When you integrate for total work, the integral should be
(Integral of) pi r^2 * (rho) g * (5-x) dx
x = 0 to 5
Substitute 25 - x^2 for r^2. Then you will just have terms in x in the integrand.
ri is not equal to 5-xi
To find the work required to pump the water out of the tank, you need to calculate the integral of the expression (pi * r^2 * density * g * (5 - x)) with respect to x, where r is the radius of the circular volume element, density is the density of water (62.5 lb/ft^3), and g is the acceleration due to gravity (32.152231 ft/s^2).
The correct relationship between x and r (height above the base and radius of the circular volume element) is given by r^2 + x^2 = 5^2.
Substituting r^2 = 25 - x^2 into the expression for work, we have:
Work = Integral from 0 to 5 of: (pi * (25 - x^2) * density * g * (5 - x)) dx
Now, let's calculate this integral step-by-step:
Step 1: Simplify the expression inside the integral:
Work = (pi * density * g) * Integral from 0 to 5 of: ((25 - x^2) * (5 - x)) dx
Step 2: Expand the expression inside the integral:
Work = (pi * density * g) * Integral from 0 to 5 of: (125 - 5x - 25x + x^3) dx
Work = (pi * density * g) * Integral from 0 to 5 of: (x^3 - 30x + 125) dx
Step 3: Integrate each term separately:
For the term x^3:
Integral of x^3 dx = x^4/4
For the term -30x:
Integral of -30x dx = -15x^2
For the constant term 125:
Integral of 125 dx = 125x
Step 4: Evaluate the definite integral from 0 to 5 for each term:
Integral of (x^3 - 30x + 125) dx from 0 to 5
= [(5^4/4 - 15(5)^2 + 125(5)) - (0^4/4 - 15(0)^2 + 125(0))]
= [(625/4 - 375 + 625) - (0 - 0 + 0)]
= [625/4 + 625 - 375 - 0]
= 1875/4
= 468.75 ft-lb
So, the work required to pump the water out of the tank is 468.75 ft-lb.
To find the work required to pump the water out of the tank, we need to integrate the force over the distance.
Given that the tank is a hemisphere with radius r = 5 ft, we need to consider a small volume element at height x above the base. The relationship between x and r (the radius of the circular volume element) is r^2 + x^2 = 5^2.
The mass of the volume element is given by density times the volume. In this case, the density is 62.5 lb/ft3. The volume of the volume element is pi * r^2 * dx.
So, the mass of the volume element is mi = 62.5 * pi * (5^2 - x^2) * dx.

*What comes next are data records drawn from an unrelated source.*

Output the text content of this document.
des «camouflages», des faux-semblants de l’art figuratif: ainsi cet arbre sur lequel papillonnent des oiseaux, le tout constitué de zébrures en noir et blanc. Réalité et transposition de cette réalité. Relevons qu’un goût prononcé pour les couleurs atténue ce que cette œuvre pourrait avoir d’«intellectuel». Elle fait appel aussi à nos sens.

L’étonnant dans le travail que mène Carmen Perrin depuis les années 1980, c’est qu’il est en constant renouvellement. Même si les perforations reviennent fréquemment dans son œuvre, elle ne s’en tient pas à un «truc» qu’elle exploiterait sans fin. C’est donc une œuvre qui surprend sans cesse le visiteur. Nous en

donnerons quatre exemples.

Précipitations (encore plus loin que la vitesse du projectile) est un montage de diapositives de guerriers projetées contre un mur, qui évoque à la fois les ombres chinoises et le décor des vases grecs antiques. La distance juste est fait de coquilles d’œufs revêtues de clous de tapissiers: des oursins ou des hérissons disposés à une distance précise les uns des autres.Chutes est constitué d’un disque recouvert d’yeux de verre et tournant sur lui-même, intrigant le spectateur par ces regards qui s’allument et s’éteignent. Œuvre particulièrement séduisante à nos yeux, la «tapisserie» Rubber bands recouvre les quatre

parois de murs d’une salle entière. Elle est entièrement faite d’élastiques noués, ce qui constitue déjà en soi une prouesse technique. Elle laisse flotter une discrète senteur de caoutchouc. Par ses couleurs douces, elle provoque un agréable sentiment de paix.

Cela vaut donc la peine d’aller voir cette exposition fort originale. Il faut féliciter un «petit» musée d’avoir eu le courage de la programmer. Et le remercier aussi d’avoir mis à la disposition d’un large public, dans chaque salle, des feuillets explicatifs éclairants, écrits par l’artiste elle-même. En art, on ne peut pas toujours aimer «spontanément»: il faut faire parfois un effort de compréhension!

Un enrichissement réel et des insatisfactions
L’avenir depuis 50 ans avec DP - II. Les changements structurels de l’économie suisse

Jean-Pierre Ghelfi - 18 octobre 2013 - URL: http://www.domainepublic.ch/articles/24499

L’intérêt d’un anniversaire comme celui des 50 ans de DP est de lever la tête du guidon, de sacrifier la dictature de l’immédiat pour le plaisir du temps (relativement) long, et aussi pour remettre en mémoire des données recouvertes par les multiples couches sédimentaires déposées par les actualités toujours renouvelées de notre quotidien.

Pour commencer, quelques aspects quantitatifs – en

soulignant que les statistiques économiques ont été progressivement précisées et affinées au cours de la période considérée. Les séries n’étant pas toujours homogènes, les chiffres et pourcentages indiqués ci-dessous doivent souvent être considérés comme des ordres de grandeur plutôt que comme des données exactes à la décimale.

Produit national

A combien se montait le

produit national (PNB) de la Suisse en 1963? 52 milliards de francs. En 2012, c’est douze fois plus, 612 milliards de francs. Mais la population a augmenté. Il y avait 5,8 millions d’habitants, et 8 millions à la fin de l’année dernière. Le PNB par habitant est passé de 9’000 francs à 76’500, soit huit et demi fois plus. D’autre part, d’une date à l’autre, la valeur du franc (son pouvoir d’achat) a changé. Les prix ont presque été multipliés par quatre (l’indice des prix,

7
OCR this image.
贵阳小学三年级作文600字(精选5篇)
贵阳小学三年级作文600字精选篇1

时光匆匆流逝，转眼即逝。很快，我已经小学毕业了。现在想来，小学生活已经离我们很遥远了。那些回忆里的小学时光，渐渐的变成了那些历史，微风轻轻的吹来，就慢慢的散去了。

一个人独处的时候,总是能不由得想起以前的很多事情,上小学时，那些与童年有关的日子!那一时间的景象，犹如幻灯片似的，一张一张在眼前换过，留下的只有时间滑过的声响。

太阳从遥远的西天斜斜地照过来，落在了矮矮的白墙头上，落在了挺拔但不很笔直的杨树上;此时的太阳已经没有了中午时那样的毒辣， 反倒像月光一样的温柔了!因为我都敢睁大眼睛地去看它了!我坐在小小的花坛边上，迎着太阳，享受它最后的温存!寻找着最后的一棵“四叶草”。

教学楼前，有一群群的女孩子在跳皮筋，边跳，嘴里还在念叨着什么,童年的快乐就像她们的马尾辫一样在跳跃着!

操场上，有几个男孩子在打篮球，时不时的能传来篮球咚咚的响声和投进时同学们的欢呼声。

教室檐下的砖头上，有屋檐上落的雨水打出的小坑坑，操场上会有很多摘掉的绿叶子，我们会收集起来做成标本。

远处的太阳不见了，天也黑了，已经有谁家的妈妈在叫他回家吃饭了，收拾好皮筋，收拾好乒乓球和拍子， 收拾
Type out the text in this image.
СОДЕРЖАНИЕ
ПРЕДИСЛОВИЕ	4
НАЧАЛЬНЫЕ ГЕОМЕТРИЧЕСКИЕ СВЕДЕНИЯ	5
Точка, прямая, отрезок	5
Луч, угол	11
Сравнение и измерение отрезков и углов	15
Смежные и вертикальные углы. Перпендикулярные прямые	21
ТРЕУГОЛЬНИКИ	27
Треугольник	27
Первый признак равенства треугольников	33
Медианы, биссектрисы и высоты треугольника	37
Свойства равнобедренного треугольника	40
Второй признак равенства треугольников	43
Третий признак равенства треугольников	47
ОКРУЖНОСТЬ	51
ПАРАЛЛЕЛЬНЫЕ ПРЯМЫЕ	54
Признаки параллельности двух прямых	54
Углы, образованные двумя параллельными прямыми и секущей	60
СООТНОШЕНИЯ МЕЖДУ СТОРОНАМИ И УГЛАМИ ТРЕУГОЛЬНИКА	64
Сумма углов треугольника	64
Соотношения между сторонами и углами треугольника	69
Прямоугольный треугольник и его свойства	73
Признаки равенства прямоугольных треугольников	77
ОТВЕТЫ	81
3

The force on the volume element is given by force = mass * acceleration. In this case, the acceleration is due to gravity, which is approximately 32.15 ft/s^2. So, the force on the volume element is Fi = 62.5 * pi * (5^2 - x^2) * dx * 32.15 ft/s^2.
To find the work done to pump out the water, we need to integrate the force over the distance. So the total work is:
W = Integral from 0 to 5 of (62.5 * pi * (5^2 - x^2) * dx * 32.15 ft/s^2 * x).
Evaluating this integral, we get:
W = 62.5 * pi * Integral of (32.15 * (5^2 - x^2) * x) dx, from 0 to 5.
Simplifying this expression, we get:
W = 62.5 * pi * Integral of (800.75x - 32.15x^3) dx, from 0 to 5.
Integrating term by term, we get:
W = 62.5 * pi * [400.375x^2 - 8.0375x^4/4] evaluated from 0 to 5.
Evaluating this expression, we get:
W = 62.5 * pi * [400.375(5^2) - 8.0375(5^4)/4].
Calculating this value, we find:
W ≈ 100220 ft-lb.
So, the work required to pump the water out of the tank is approximately 100220 ft-lb.